Nothing breaks, no warning is given, the system simply becomes something else.
Every organization is feeling the pressure to innovate, and as a result timelines are reduced. The pace of deployment intensifies the challenge. Competitive pressure compresses the cycle from experimentation to production. Capabilities once evaluated over years now enter operational environments in months or weeks. Governance structures designed to take in multiple disciplines, cannot keep up with the continuous change and cannot determine the needed guardrails fast enough. We are moving from software that executes instructions to ecosystems that pursue objectives.
We laid out the case in our previous article for supervision as part of the design process. We believe that it almost must be I embedded into the architecture itself.
Governance cannot be just a system of policies, controls, training and overshight, it must include architectural requirements as well as deployment rules.
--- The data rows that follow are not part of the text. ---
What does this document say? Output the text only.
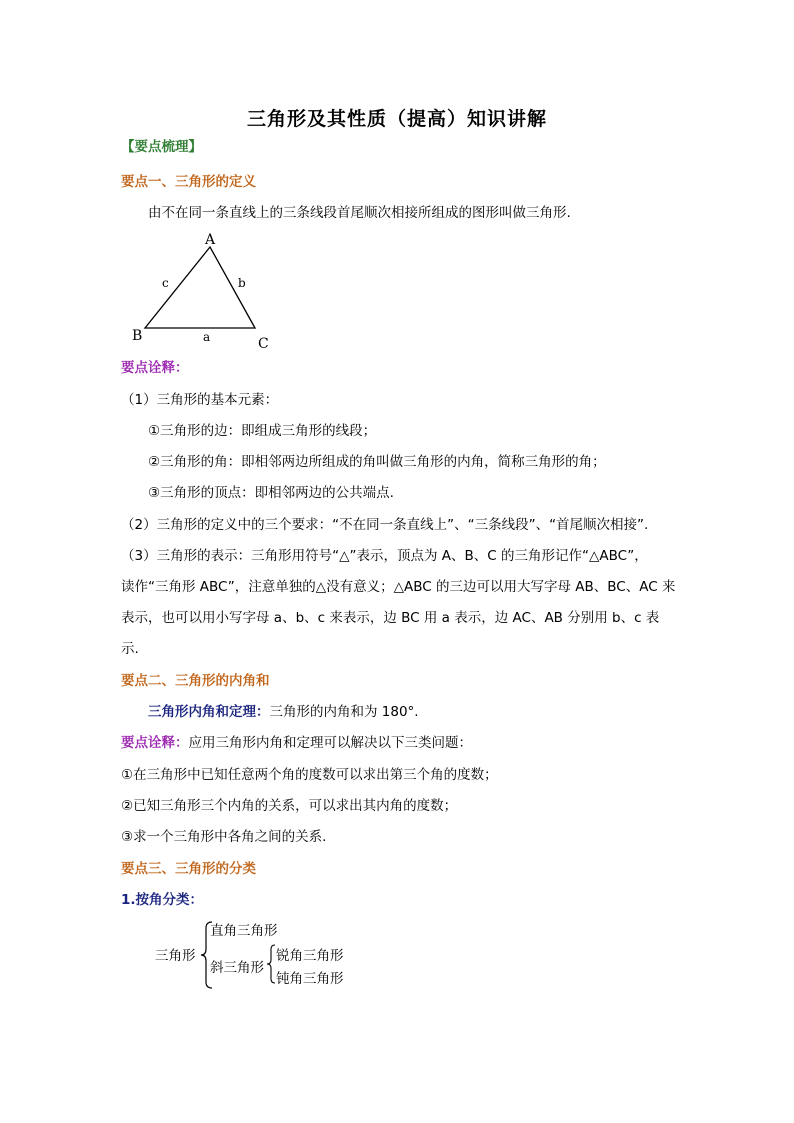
三角形及其性质（提高）知识讲解
【要点梳理】
要点一、三角形的定义
由不在同一条直线上的三条线段首尾顺次相接所组成的图形叫做三角形.
A
B	C
a
b
c
要点诠释：
（1）三角形的基本元素：
①三角形的边：即组成三角形的线段；
②三角形的角：即相邻两边所组成的角叫做三角形的内角，简称三角形的角；
③三角形的顶点：即相邻两边的公共端点.
（2）三角形的定义中的三个要求：“不在同一条直线上”、“三条线段”、“首尾顺次相接”.
（3）三角形的表示：三角形用符号“△”表示，顶点为 A、B、C 的三角形记作“△ABC”，
读作“三角形 ABC”，注意单独的△没有意义；△ABC 的三边可以用大写字母 AB、BC、AC 来
表示，也可以用小写字母 a、b、c 来表示，边 BC 用 a 表示，边 AC、AB 分别用 b、c 表
示.
要点二、三角形的内角和
三角形内角和定理：三角形的内角和为 180°.
要点诠释：应用三角形内角和定理可以解决以下三类问题：
①在三角形中已知任意两个角的度数可以求出第三个角的度数；
②已知三角形三个内角的关系，可以求出其内角的度数；
③求一个三角形中各角之间的关系.
要点三、三角形的分类
1.按角分类：
三角形
直角三角形
斜三角形
锐角三角形
钝角三角形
Some of the most essential questions are architectural: Where must human judgment remain decisive? How should authority degrade across chains of agents? Which decisions require explicit confirmation before execution? What signals indicate that the system is drifting from its intended purpose? These questions determine whether an ecosystem remains legible to those responsible for it.
The discovery phase requires more than documentation, it requires situational awareness. And that situational awareness is multi-disciplinary. And that awareness needs to be shared across teams in order to deploy agents well.
Mapping an agentic ecosystem often reveals a landscape more complex than anticipated. Agents accumulate capabilities through integrations. External services become embedded dependencies. Data flows extend beyond original boundaries. Organizational ownership becomes diffuse as responsibility spans technical, operational, and business domains.
No single team holds the full picture.
This fragmentation introduces a new kind of risk, not technological, but institutional. When systems cross organizational boundaries faster than governance can adapt, accountability becomes performative rather than operational. Everyone is responsible in theory. No one is responsible in practice and yet everyone recognizes the importance of owning the outcomes.
At the same time, the language available to leaders has not caught up to the experience. Terms like governance, enablement, or upskilling imply incremental adjustment. What leaders describe instead is velocity and compression, the sense of managing forces that accelerate as they are applied.
This is not a failure of preparation. It is a failure of frameworks and a reflection of the enormity of the change and of the resulting challenge.
Discovery becomes the first act of responsible leadership in the agentic era. Before organizations can design supervision, they must understand the ecosystem they have already set in motion, intentionally or otherwise. This requires mapping agents, interactions, authority structures, data pathways, and optimization loops as they actually function. (We will address this leadership challenge and the resulting need for more training and expertise in a future article.)
Visibility precedes control.
Without it, safety is shaky and fragmented. Accountability is ambiguous. Risk is ambient, present everywhere and owned nowhere.
The organizations that navigate this transition successfully will not be those that deploy agents fastest. They will be those that maintain the ability to understand and guide the systems they create.
In our next article, we will move from discovery to design, exploring how ownership and supervision can be architected into the process so that safety, accountability and performance scale together rather than compete. A difficult but necessary step-change.
The defining capability of the next decade will not be autonomy. It will be the ability to remain oriented within ever-increasing autonomous systems.